The Way I Go

by HelluvaGirl

To cut the long story short, I’m kinda having strong issues as to who the hell I am this year, and though I’m quite sure everyone at some point has those existential mind-clusterfucks every now and then, I suspect it’s just me who’s turned it into a regular stocktaking. Well, you’ve heard about snakes which slough their old skin from time to time – not sure about the frequency, lack of zoological knowledge – but how often do you think is normal? To the extent of feeling as a totally different person, I mean?

My get-rid-of-people-in-your-life campaign has faced an overwhelming success. I am alone, literally, and wondering if it affects my development significantly. Do you think? How far can a social creature go in terms of personal development without other social creatures, as catalysts? I’m kinda good, there’s lots of silence now.

Hey, have you ever imagined what would happen if you didn’t utter a word for a whole day? None, wherever you went, whomever you encountered 🙂 Amazing! I’m sure one’d start in fact hearing things happening around.

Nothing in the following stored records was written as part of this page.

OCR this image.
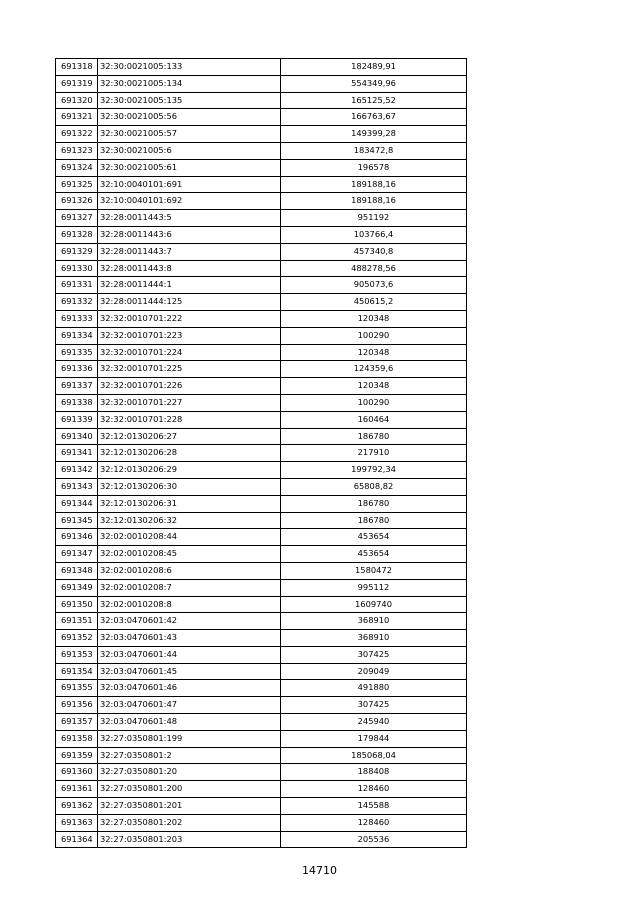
691318	32:30:0021005:133	182489,91
691319	32:30:0021005:134	554349,96
691320	32:30:0021005:135	165125,52
691321	32:30:0021005:56	166763,67
691322	32:30:0021005:57	149399,28
691323	32:30:0021005:6	183472,8
691324	32:30:0021005:61	196578
691325	32:10:0040101:691	189188,16
691326	32:10:0040101:692	189188,16
691327	32:28:0011443:5	951192
691328	32:28:0011443:6	103766,4
691329	32:28:0011443:7	457340,8
691330	32:28:0011443:8	488278,56
691331	32:28:0011444:1	905073,6
691332	32:28:0011444:125	450615,2
691333	32:32:0010701:222	120348
691334	32:32:0010701:223	100290
691335	32:32:0010701:224	120348
691336	32:32:0010701:225	124359,6
691337	32:32:0010701:226	120348
691338	32:32:0010701:227	100290
691339	32:32:0010701:228	160464
691340	32:12:0130206:27	186780
691341	32:12:0130206:28	217910
691342	32:12:0130206:29	199792,34
691343	32:12:0130206:30	65808,82
691344	32:12:0130206:31	186780
691345	32:12:0130206:32	186780
691346	32:02:0010208:44	453654
691347	32:02:0010208:45	453654
691348	32:02:0010208:6	1580472
691349	32:02:0010208:7	995112
691350	32:02:0010208:8	1609740
691351	32:03:0470601:42	368910
691352	32:03:0470601:43	368910
691353	32:03:0470601:44	307425
691354	32:03:0470601:45	209049
691355	32:03:0470601:46	491880
691356	32:03:0470601:47	307425
691357	32:03:0470601:48	245940
691358	32:27:0350801:199	179844
691359	32:27:0350801:2	185068,04
691360	32:27:0350801:20	188408
691361	32:27:0350801:200	128460
691362	32:27:0350801:201	145588
691363	32:27:0350801:202	128460
691364	32:27:0350801:203	205536
14710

Anyway, I wouldn’t speak to the majority of the population as a child, with several exceptions. Same shit, man. Turning autistic. Turning three-years old.

What I’m trying to get at rather inarticulately, is that as long as I’d skipped all the seriousness of life I had this illusion of being aware of the way things go, and now… Now I feel like this fuckin’ baloon from Norah’s song, except there’s no happy ending after the “you appeared” happens.

Yeah, pretty much for my life after.